The data from the surveys is then compiled. One then separated belief from skepticism (if you used a sliding scale for belief that humans caused climate change, this variable should be subdivided to each section of the scale—how many believed it was a 5, how many believed it was a 6, etc). One then separates the conspiracy/science belief data for each group. Then one calculates what percentage of each group answered affirmatively to the conspiracy/science questions. Both sides scores must be reported. It is not appropriate to report only one side.
This shows only the correlation between beliefs, not the reason or cause for the beliefs. That should be made clear. It may be that the people who believe in conspiracies are more likely to question things, resulting in a higher number questioning or disbelieving climate change. This does not mean that those who question climate change are conspiracy theorists—it means conspiracy theorists question things more and are less trusting, resulting in their questioning climate change. They may perceive it as a conspiracy, also. Not all persons will believe in climate change and conspiracies, not all skeptics will believe climate change is in error and conspiracies are true.
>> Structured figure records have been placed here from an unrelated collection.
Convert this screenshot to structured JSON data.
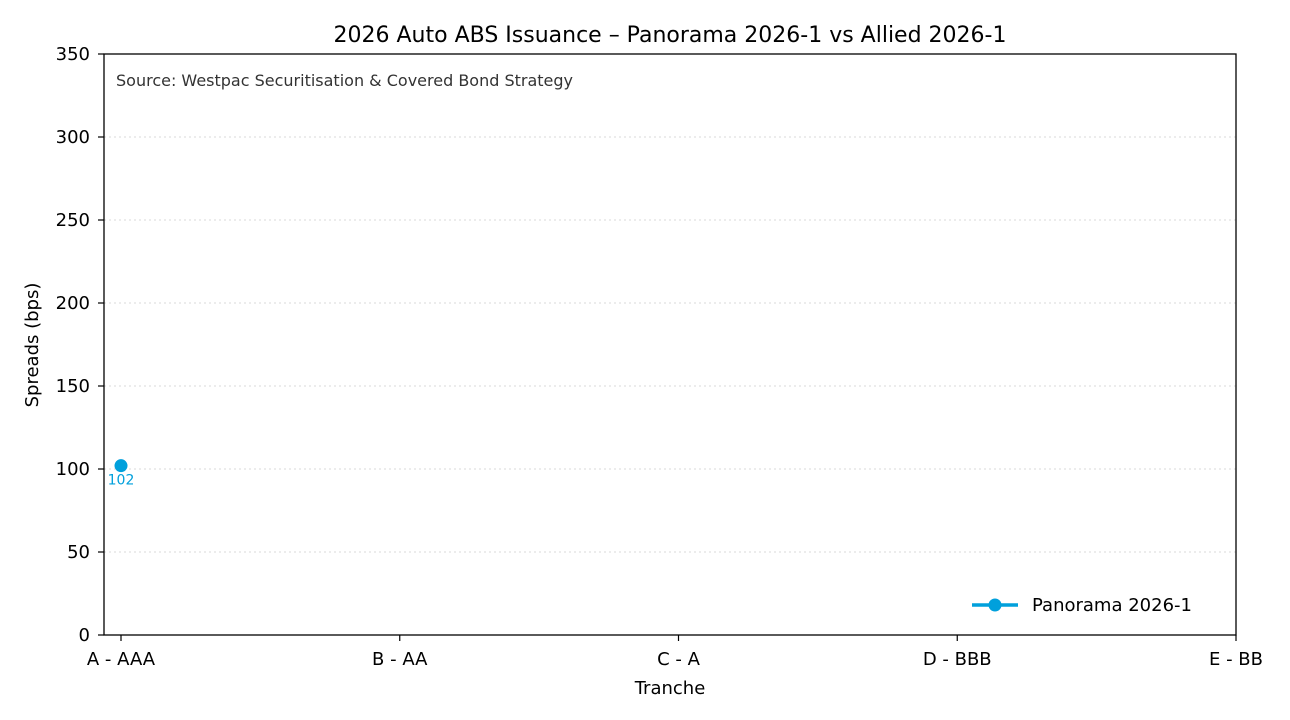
{
  "chart_data": {
    "type": "line",
    "title": "2026 Auto ABS Issuance – Panorama 2026-1 vs Allied 2026-1",
    "xlabel": "Tranche",
    "ylabel": "Spreads (bps)",
    "categories": [
      "A - AAA",
      "B - AA",
      "C - A",
      "D - BBB",
      "E - BB"
    ],
    "ylim": [
      0,
      350
    ],
    "yticks": [
      0,
      50,
      100,
      150,
      200,
      250,
      300,
      350
    ],
    "grid": "horizontal dotted",
    "annotation": "Source: Westpac Securitisation & Covered Bond Strategy",
    "legend_position": "lower-right",
    "series": [
      {
        "name": "Panorama 2026-1",
        "color": "#00a0dc",
        "values": [
          102,
          null,
          null,
          null,
          null
        ],
        "data_labels": [
          "102",
          null,
          null,
          null,
          null
        ]
      }
    ]
  }
}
Such a study is only useful if one is looking for ways to approach people about climate change science in the hope of changing their views to reflect the view preferred by the presenter. If one wants to know how to convince skeptics of climate change and human causes, it may be useful to know if they are also believers in other parts of science. It does not prove the individual’s belief in climate science is wrong—people can easily be wrong in one area and right in another.
If you use the internet, you only survey those who are into electric media. This may not be a serious limitation since much of climate science is debated on blogs, but it is worth noting. Persons who are very much into conspiracy theories may avoid the internet. Their beliefs will not be represented. A mailing might help, though admittedly some persons will be too suspicious to answer the survey.
Results of the survey, if properly set up, can be used to look at other correlations between religion, politics, etc. Again, none of this addresses the truth or falsity of the beliefs, only correlation. The results may be useful in formulating a possible way to convert those with unwanted views (unwanted from whomever’s point of view) or to attempt to discredit the opposing view, as in the case of the unscientific Lewandosky. In other words, this is a marketing study.